I would like to implement the model depicted in the following picture using Keras, but I have no idea how to do it.
If the input of the model was given like (batch, max_length_sentence, max_length_of_word)
, how would I need to implement it?
I would like to implement the model depicted in the following picture using Keras, but I have no idea how to do it.
If the input of the model was given like (batch, max_length_sentence, max_length_of_word)
, how would I need to implement it?
If I understand your question correctly, each single training sample consists of multiple sentences where each sentence consists of multiple words (it seems that each training sample is sentences of a text document). The first LSTM layer processes a single sentence and then after processing all the sentences, the representation of sentences by the first LSTM layer is fed to the second LSTM layer.
To implement this architecture, you need to wrap the first LSTM layer inside a TimeDistributed
layer to allow it to process each sentence individually.
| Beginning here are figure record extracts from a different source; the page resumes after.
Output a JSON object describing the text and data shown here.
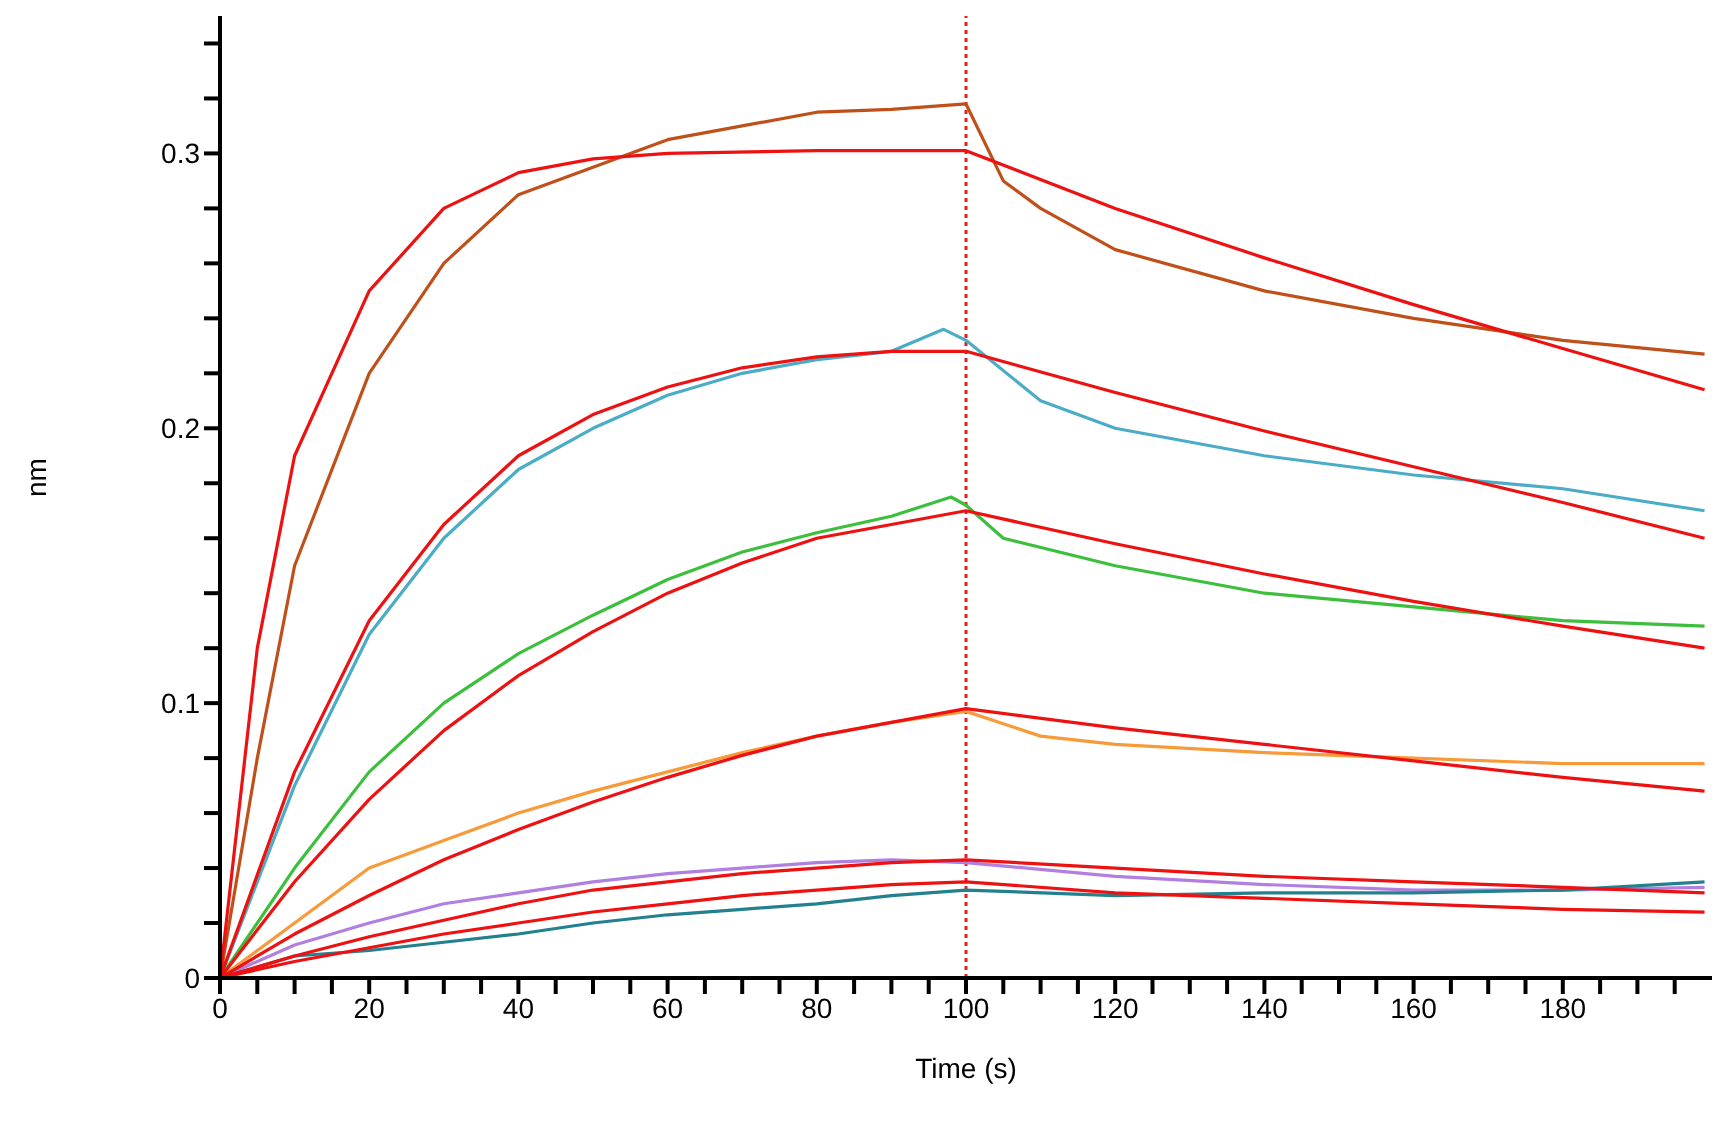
{
  "chart_data": {
    "type": "line",
    "xlabel": "Time (s)",
    "ylabel": "nm",
    "xlim": [
      0,
      200
    ],
    "ylim": [
      0,
      0.35
    ],
    "xticks": [
      0,
      {
        "value": 5,
        "label": null
      },
      {
        "value": 10,
        "label": null
      },
      {
        "value": 15,
        "label": null
      },
      20,
      {
        "value": 25,
        "label": null
      },
      {
        "value": 30,
        "label": null
      },
      {
        "value": 35,
        "label": null
      },
      40,
      {
        "value": 45,
        "label": null
      },
      {
        "value": 50,
        "label": null
      },
      {
        "value": 55,
        "label": null
      },
      60,
      {
        "value": 65,
        "label": null
      },
      {
        "value": 70,
        "label": null
      },
      {
        "value": 75,
        "label": null
      },
      80,
      {
        "value": 85,
        "label": null
      },
      {
        "value": 90,
        "label": null
      },
      {
        "value": 95,
        "label": null
      },
      100,
      {
        "value": 105,
        "label": null
      },
      {
        "value": 110,
        "label": null
      },
      {
        "value": 115,
        "label": null
      },
      120,
      {
        "value": 125,
        "label": null
      },
      {
        "value": 130,
        "label": null
      },
      {
        "value": 135,
        "label": null
      },
      140,
      {
        "value": 145,
        "label": null
      },
      {
        "value": 150,
        "label": null
      },
      {
        "value": 155,
        "label": null
      },
      160,
      {
        "value": 165,
        "label": null
      },
      {
        "value": 170,
        "label": null
      },
      {
        "value": 175,
        "label": null
      },
      180,
      {
        "value": 185,
        "label": null
      },
      {
        "value": 190,
        "label": null
      },
      {
        "value": 195,
        "label": null
      }
    ],
    "yticks": [
      0,
      {
        "value": 0.02,
        "label": null
      },
      {
        "value": 0.04,
        "label": null
      },
      {
        "value": 0.06,
        "label": null
      },
      {
        "value": 0.08,
        "label": null
      },
      0.1,
      {
        "value": 0.12,
        "label": null
      },
      {
        "value": 0.14,
        "label": null
      },
      {
        "value": 0.16,
        "label": null
      },
      {
        "value": 0.18,
        "label": null
      },
      0.2,
      {
        "value": 0.22,
        "label": null
      },
      {
        "value": 0.24,
        "label": null
      },
      {
        "value": 0.26,
        "label": null
      },
      {
        "value": 0.28,
        "label": null
      },
      0.3,
      {
        "value": 0.32,
        "label": null
      },
      {
        "value": 0.34,
        "label": null
      }
    ],
    "grid": false,
    "legend": false,
    "marker": "none",
    "line_style": "solid",
    "ref_lines": [
      {
        "axis": "x",
        "value": 100,
        "color": "#e02020",
        "line_style": "dotted"
      }
    ],
    "series": [
      {
        "color": "#c0501a",
        "x": [
          0,
          5,
          10,
          20,
          30,
          40,
          50,
          60,
          70,
          80,
          90,
          100,
          105,
          110,
          120,
          140,
          160,
          180,
          199
        ],
        "values": [
          0,
          0.08,
          0.15,
          0.22,
          0.26,
          0.285,
          0.295,
          0.305,
          0.31,
          0.315,
          0.316,
          0.318,
          0.29,
          0.28,
          0.265,
          0.25,
          0.24,
          0.232,
          0.227
        ]
      },
      {
        "color": "#4bacc6",
        "x": [
          0,
          10,
          20,
          30,
          40,
          50,
          60,
          70,
          80,
          90,
          97,
          100,
          110,
          120,
          140,
          160,
          180,
          199
        ],
        "values": [
          0,
          0.07,
          0.125,
          0.16,
          0.185,
          0.2,
          0.212,
          0.22,
          0.225,
          0.228,
          0.236,
          0.232,
          0.21,
          0.2,
          0.19,
          0.183,
          0.178,
          0.17
        ]
      },
      {
        "color": "#3cbf3c",
        "x": [
          0,
          10,
          20,
          30,
          40,
          50,
          60,
          70,
          80,
          90,
          98,
          100,
          105,
          120,
          140,
          160,
          180,
          199
        ],
        "values": [
          0,
          0.04,
          0.075,
          0.1,
          0.118,
          0.132,
          0.145,
          0.155,
          0.162,
          0.168,
          0.175,
          0.172,
          0.16,
          0.15,
          0.14,
          0.135,
          0.13,
          0.128
        ]
      },
      {
        "color": "#f79a3a",
        "x": [
          0,
          10,
          20,
          30,
          40,
          50,
          60,
          70,
          80,
          90,
          100,
          110,
          120,
          140,
          160,
          180,
          199
        ],
        "values": [
          0,
          0.02,
          0.04,
          0.05,
          0.06,
          0.068,
          0.075,
          0.082,
          0.088,
          0.093,
          0.097,
          0.088,
          0.085,
          0.082,
          0.08,
          0.078,
          0.078
        ]
      },
      {
        "color": "#b07fe0",
        "x": [
          0,
          10,
          20,
          30,
          40,
          50,
          60,
          70,
          80,
          90,
          100,
          120,
          140,
          160,
          180,
          199
        ],
        "values": [
          0,
          0.012,
          0.02,
          0.027,
          0.031,
          0.035,
          0.038,
          0.04,
          0.042,
          0.043,
          0.042,
          0.037,
          0.034,
          0.032,
          0.032,
          0.033
        ]
      },
      {
        "color": "#23808f",
        "x": [
          0,
          10,
          20,
          30,
          40,
          50,
          60,
          70,
          80,
          90,
          100,
          120,
          140,
          160,
          180,
          199
        ],
        "values": [
          0,
          0.008,
          0.01,
          0.013,
          0.016,
          0.02,
          0.023,
          0.025,
          0.027,
          0.03,
          0.032,
          0.03,
          0.031,
          0.031,
          0.032,
          0.035
        ]
      },
      {
        "color": "#ee1111",
        "x": [
          0,
          5,
          10,
          20,
          30,
          40,
          50,
          60,
          80,
          100,
          120,
          140,
          160,
          180,
          199
        ],
        "values": [
          0,
          0.12,
          0.19,
          0.25,
          0.28,
          0.293,
          0.298,
          0.3,
          0.301,
          0.301,
          0.28,
          0.262,
          0.245,
          0.229,
          0.214
        ]
      },
      {
        "color": "#ee1111",
        "x": [
          0,
          10,
          20,
          30,
          40,
          50,
          60,
          70,
          80,
          90,
          100,
          120,
          140,
          160,
          180,
          199
        ],
        "values": [
          0,
          0.075,
          0.13,
          0.165,
          0.19,
          0.205,
          0.215,
          0.222,
          0.226,
          0.228,
          0.228,
          0.213,
          0.199,
          0.186,
          0.173,
          0.16
        ]
      },
      {
        "color": "#ee1111",
        "x": [
          0,
          10,
          20,
          30,
          40,
          50,
          60,
          70,
          80,
          90,
          100,
          120,
          140,
          160,
          180,
          199
        ],
        "values": [
          0,
          0.035,
          0.065,
          0.09,
          0.11,
          0.126,
          0.14,
          0.151,
          0.16,
          0.165,
          0.17,
          0.158,
          0.147,
          0.137,
          0.128,
          0.12
        ]
      },
      {
        "color": "#ee1111",
        "x": [
          0,
          10,
          20,
          30,
          40,
          50,
          60,
          70,
          80,
          90,
          100,
          120,
          140,
          160,
          180,
          199
        ],
        "values": [
          0,
          0.016,
          0.03,
          0.043,
          0.054,
          0.064,
          0.073,
          0.081,
          0.088,
          0.093,
          0.098,
          0.091,
          0.085,
          0.079,
          0.073,
          0.068
        ]
      },
      {
        "color": "#ee1111",
        "x": [
          0,
          10,
          20,
          30,
          40,
          50,
          60,
          70,
          80,
          90,
          100,
          120,
          140,
          160,
          180,
          199
        ],
        "values": [
          0,
          0.008,
          0.015,
          0.021,
          0.027,
          0.032,
          0.035,
          0.038,
          0.04,
          0.042,
          0.043,
          0.04,
          0.037,
          0.035,
          0.033,
          0.031
        ]
      },
      {
        "color": "#ee1111",
        "x": [
          0,
          10,
          20,
          30,
          40,
          50,
          60,
          70,
          80,
          90,
          100,
          120,
          140,
          160,
          180,
          199
        ],
        "values": [
          0,
          0.006,
          0.011,
          0.016,
          0.02,
          0.024,
          0.027,
          0.03,
          0.032,
          0.034,
          0.035,
          0.031,
          0.029,
          0.027,
          0.025,
          0.024
        ]
      }
    ]
  }
}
Then you can simply add another LSTM layer on top to process the outputs of first LSTM layer. Here is an sketch:
lstm1_units = 128
lstm2_units = 64
max_num_sentences = 10
max_num_words = 100
emb_dim = 256
model = Sequential()
model.add(TimeDistributed(LSTM(lstm1_units), input_shape=(max_num_sentences, max_num_words, emb_dim)))
model.add(LSTM(lstm2_units, return_sequences=True))
model.summary()
Model summary:
Layer (type) Output Shape Param #
=================================================================
time_distributed_4 (TimeDist (None, 10, 128) 197120
_________________________________________________________________
lstm_6 (LSTM) (None, 10, 64) 49408
=================================================================
Total params: 246,528
Trainable params: 246,528
Non-trainable params: 0
_________________________________________________________________
As you can see, since we have used return_sequences=True
for the second LSTM layer, its output corresponding to each sentence is returned (this is in accordance with the figure in your question). Further, note that here we have assumed that the words have been represented using word vectors (i.e. word embeddings). If that's not the case, and you would like to do so, you can simply add an Embedding
layer (wrapped in a TimeDistributed
layer) as the first layer to represent the words using word embeddings and the rest would be the same.